A Fundamental Shift in How We Inspire Change in Our Acting Students
Through focused physical studies and clear pedagogical structure, this immersive training helps you identify what limits expression, refine what you ask of your students, and build a teaching practice that develops actors who are precise, energized, and fully alive on stage.
How Margolis Method Came to Be/Kari’s Story
I’ve often been told that I came out of the womb taking a bow, so I clearly knew from my very first breath that I wanted to be an actor.
But as a young student, I struggled in acting classes. I was shut down by the competitive atmosphere, and when I was told what wasn’t working, the feedback often felt frustratingly vague. I didn’t understand what was meant by not being “honest”, “vulnerable”, or “really listening” — especially when I was trying so hard! What I wanted most was a clear, practicable way to grow, all within a supportive environment.

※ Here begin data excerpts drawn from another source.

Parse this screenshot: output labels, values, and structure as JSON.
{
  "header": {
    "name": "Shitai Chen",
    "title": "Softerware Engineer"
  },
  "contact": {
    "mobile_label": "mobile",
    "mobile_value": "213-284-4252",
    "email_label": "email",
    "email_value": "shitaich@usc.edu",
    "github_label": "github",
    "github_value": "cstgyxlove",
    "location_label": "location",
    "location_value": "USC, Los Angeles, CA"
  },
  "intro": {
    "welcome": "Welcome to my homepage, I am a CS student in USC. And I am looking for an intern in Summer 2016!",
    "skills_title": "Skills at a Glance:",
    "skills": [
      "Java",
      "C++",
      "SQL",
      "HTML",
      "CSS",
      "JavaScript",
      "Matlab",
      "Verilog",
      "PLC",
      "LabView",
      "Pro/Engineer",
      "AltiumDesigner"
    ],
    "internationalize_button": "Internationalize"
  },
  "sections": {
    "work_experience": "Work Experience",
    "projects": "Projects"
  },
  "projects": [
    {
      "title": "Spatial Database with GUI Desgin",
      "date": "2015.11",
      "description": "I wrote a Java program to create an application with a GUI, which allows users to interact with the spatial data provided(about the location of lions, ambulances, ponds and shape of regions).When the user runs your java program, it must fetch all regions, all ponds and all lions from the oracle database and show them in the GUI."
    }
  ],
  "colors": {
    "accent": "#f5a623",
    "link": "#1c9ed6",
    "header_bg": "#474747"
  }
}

I saw that musicians, dancers, and athletes were given concrete skills to practice, and I wanted the same for actors. I also realized how easily the constraints of social behavior can disconnect us from our bodies, voices, and imagination, limiting not only how we perform but also how we teach.
I began a long search to understand what the teachable, repeatable skills of acting actually were. That search took me across the country and around the world, through years of study, performance, experimentation, and discovery.
I also pushed myself physically before I knew how to take proper care of my body.
By twenty-four, my knees hurt so badly I had to slide down stairs on my backside. Undiagnosed scoliosis left me immobilized for over a year. At one point, I was told I would never touch my toes again or regain full use of my body.
I wasn’t willing to accept that reality.
Acting is a learnable skill, and training can be both rigorous
and deeply supportive.
Much of what has become Margolis Method’s approach to acting came out of the years I spent rebuilding my own body — developing the strength and physical intelligence I needed not only to recover, but to build a powerful actor-instrument.
What emerged from that experience has become a tested truth: embodied training does not simply make actors more physical; it opens the voice, expands the imagination, and invites fresh perspectives on text interpretation, directing, and theatrical composition.